I had my mum there for both of my births. I didn't ask my partner if it was ok because to bt Frank it had nob all to do with him. They get on and supported each other supporting me. He was glad she was there overall and even asked her if she wanted to cut the cord of my second. She declined. I totally understand why you want your mum there.

NotMyTimes · 02/07/2020 17:28

He’ll likely feel like an outsider and I can understand that

An outsider in the birth? That's because he is. The birth might result in the baby but it's about the woman. He's not part of her so he is an outsider to the whole experience. And because it's her experience she can have with her whoever she wants and makes her feel comfortable.

OP asked if she should ignore him. All I'm saying is no, don't ignore him. Have a calm discussion and see if there's a compromise that he'd be comfortable with.

Except she has tried to have a calm discussion with him and he came back with 'because I say so'. That's not a justified reason so should rightly be ignored. No one should have to compromise on their own medical care to make someone who's not the patient feel more comfortable.

Bbq1 · 02/07/2020 17:29

Always found it very strange how women wants their mothers at the births of their babies. I am very close to my mum but I didn't want her there at the birth of ds nor did she want to be. It was just me and dh. I mean your mum isn't there when you conceive your baby, why does she need to be there when you give birth?!

Persipan · 02/07/2020 17:33

On a physiological level, how you feel during labour has a direct impact on your hormone levels and, as a result, how the whole process goes. If you're comfortable and happy, your oxytocin levels will be higher and your labour will be able to progress more smoothly than if you're uncomfortable and stressed.

That is not the case for your partner. So, for all those who are arguing that his feelings should have equal weight here... they just don't. Sorry, and all, but no.

OP, I would agree that it's very likely that restrictions will still be in place by September. So, your partner is going to need to really pull his socks up by then in order to be an effective birth partner to you. I'll admit that I'm falling about laughing (coupled with an undercurrent of real worry) about his thoughts on waterbirths - has he explained any more about why he finds them 'disgusting'?

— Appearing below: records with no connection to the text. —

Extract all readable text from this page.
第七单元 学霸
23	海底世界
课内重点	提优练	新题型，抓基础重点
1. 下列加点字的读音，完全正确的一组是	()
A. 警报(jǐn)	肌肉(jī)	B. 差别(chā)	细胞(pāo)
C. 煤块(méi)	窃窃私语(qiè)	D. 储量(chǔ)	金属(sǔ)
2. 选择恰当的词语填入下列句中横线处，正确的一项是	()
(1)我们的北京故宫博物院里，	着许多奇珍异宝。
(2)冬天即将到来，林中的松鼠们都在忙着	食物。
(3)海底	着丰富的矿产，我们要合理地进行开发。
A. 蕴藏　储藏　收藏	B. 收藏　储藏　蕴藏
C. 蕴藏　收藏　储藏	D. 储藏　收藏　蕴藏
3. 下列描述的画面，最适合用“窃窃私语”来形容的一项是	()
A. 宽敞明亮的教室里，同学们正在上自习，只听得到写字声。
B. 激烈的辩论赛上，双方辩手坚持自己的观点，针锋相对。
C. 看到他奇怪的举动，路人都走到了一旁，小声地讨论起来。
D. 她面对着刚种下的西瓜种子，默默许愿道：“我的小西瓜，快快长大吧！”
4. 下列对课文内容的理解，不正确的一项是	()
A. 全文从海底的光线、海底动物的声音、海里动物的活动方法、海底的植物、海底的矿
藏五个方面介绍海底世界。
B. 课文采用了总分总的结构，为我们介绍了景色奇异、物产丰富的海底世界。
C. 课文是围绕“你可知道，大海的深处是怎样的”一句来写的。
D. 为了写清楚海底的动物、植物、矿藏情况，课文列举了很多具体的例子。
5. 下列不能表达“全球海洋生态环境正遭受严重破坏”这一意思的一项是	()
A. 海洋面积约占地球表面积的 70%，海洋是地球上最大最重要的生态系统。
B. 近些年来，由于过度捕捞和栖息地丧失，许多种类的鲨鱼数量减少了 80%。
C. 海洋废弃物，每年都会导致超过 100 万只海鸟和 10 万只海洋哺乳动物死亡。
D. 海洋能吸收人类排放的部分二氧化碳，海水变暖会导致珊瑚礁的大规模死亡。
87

NotMyTimes · 02/07/2020 17:34

This reply has been deleted

Message withdrawn at poster's request.

NotMyTimes · 02/07/2020 17:34

@Bbq1

Maybe because the conception is generally fun and a pretty regular activity whether the birth is a long, painful, exhausting and dangerous medical experience which requires a hell of a lot more effort and support.

ChaosRising · 02/07/2020 17:35

"I disapprove of what you say but I'll defend to the death your right to say it".

Goes for birth too. I wouldn't have my mother there (and would prefer not to have my DH there either), but it's your birth and what is going to make you comfortable which is important. Nothing else... Not your partner's feelings or what is 'appropriate'.